Perhaps the worst thing we see is some networks that, because their admins don't have any idea how to properly run machines, simply allow any one network session to effectively monopolise an entire server (or more often, VPS instance) during a "speed test." This is how you see really bad VPN networks show "good" speed test results. That one TCP session for a speedtest.net result has grabbed all the kernel's resources for packet transit, and is all but locking down the NIC as it pushes packets through. Sure, it shows 10 megabits/second download or whatever... but every other person logged into that machine just saw their sessions slow to a crawl or start dropping TCP packets entirely. Of course, the "test doesn't report that - since those other people have no idea they've been crowded out by that speedtest.net session. And the review goes up on some clicbbait blog somewhere: fast!
But if you're actually running a network to benefit all the network members, and not just to trick uneducated clickbait "reviewers" into saying your network is fast, then doing this is a terrible plan. You want everyone on the network to have consistently good network performance, whether they're pushing a big file across via TCP or whether they're gathering bits and pieces of obscure .torrents from a few hundred global swarm peers on ephemeral UDP connects. And you want the people streaming video to get reliable stream performance, plus those using videochat or other realtime apps to have non-glitchy sessions. That's a big-picture challenge that is NOT reflected by clicking an icon on speedtest.net and posting a screenshot of the result.

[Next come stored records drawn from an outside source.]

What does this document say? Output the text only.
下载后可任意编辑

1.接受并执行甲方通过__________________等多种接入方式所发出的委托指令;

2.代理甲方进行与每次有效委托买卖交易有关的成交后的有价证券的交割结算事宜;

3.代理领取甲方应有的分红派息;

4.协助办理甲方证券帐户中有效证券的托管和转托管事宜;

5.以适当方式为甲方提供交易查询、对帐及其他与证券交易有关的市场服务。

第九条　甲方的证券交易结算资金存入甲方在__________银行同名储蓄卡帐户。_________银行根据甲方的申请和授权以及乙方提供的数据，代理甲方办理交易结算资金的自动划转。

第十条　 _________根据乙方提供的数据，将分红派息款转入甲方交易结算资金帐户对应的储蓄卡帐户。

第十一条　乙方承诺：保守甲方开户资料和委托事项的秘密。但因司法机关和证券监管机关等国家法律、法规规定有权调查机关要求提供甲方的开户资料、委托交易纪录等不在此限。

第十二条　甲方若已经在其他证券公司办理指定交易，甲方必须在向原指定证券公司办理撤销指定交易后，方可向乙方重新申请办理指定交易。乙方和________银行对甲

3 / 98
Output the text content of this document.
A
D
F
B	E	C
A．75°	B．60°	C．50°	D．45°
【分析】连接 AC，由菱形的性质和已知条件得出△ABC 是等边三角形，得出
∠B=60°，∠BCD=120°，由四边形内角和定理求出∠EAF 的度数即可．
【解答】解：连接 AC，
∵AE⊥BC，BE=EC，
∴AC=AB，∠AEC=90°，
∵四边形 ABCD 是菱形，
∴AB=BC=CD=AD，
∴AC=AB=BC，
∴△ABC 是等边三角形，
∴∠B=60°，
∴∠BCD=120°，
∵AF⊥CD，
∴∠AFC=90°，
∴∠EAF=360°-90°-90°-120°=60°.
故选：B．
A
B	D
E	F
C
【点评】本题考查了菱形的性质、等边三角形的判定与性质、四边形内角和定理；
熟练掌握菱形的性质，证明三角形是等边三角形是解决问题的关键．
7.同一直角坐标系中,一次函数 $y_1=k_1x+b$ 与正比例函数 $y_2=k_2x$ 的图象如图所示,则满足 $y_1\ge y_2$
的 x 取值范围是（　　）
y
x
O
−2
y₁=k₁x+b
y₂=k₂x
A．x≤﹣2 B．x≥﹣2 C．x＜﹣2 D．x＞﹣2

We know we have a performance problem when we get messages via our support folks that "the network seems slow" from a chunk of actual network members. We go into high-gear when that happens, as it's always "real" as compared to nonexistent "performance issues" that come when one person somewhere clicks on a speed test and worries that the numbers don't look high enough. Sometimes, that's a sign of a problem - but usually not. We're monitoring our machines closely enough, 24/7, that a simple problem like that will already have thrown red flags that are going to hit my monitory long before that. It's still good to get those reports, of course, but usually they're transient: an ISP bottleneck, a router that isn't handling port 443 UDP packets well, that sort of thing. But if a dozen members say that the Frankfurt cluster is slow, then I guarantee you there's a problem there - it's a question of hunting it down.
Perf-tuning cryptostorm is a really fascinating technical challenge: unlike most areas of network administration, it's mostly new questions that we ask and we can't really just go to Stack Exchange and see what other smart people are already doing. So we do alot of experimental parameter tweaking at the kernel level, within exitnode clusters, realtime. This kind of work is evolving into a full-time job, to be honest, as it's clear that there's still big gains to be made on overall, real-use-scenario performance at the network level. Probably a few dissertation topics lurking in there, too, as time goes by.
Anyway, when people want to see if cryptostorm meets their needs for performance we ask our support folks to provide them with testing tokens, and let actual network use be the standard. At that level, it is very very rare that someone tests the network and feels that it's slow in actual use (not just a speedtest.net result) - and if we do hear that, we listen closely as it's a chance to learn something important.
I am happy to share as much as people are interested in reading, when it comes to the specifics of how we perf-tune the clusters. I don't worry that some competitor will "steal" what we report, because doing this is alot of work and there's not some bash script that will just magically make it happen if someone wants to click on it. It requires careful attention to many layers of systems architecture - and anyone able to do that effectively is welcome to borrow what we've learned, at cryptostorm, in their own work. Hopefully, they'll share back their own results and experience - but even if they don't, we're not keeping stuff secret.
But sometimes I can see people's eyes glaze over when I talk about this stuff - to me it is fascinating, but not for everyone.
Finally, for people connecting to cryptostorm from Linux machines, I'm happy to provide some advice on tuning param options locally to ensure good throughput. The current kernel builds are pretty good about most stuff, but some of the packet buffering defaults are... mystifying to me, really. Those guys are super smart, so I am sure they have their reasons, but from my perspective I'd never stay with default kernel settings on one of my own local machines, in terms of network optimization. I assume this might also be true for Macs as well, since they're just Linux hiding under a layer of high-margin walled-garden obfuscation... but I don't know firsthand as it's not my world.
~ c_o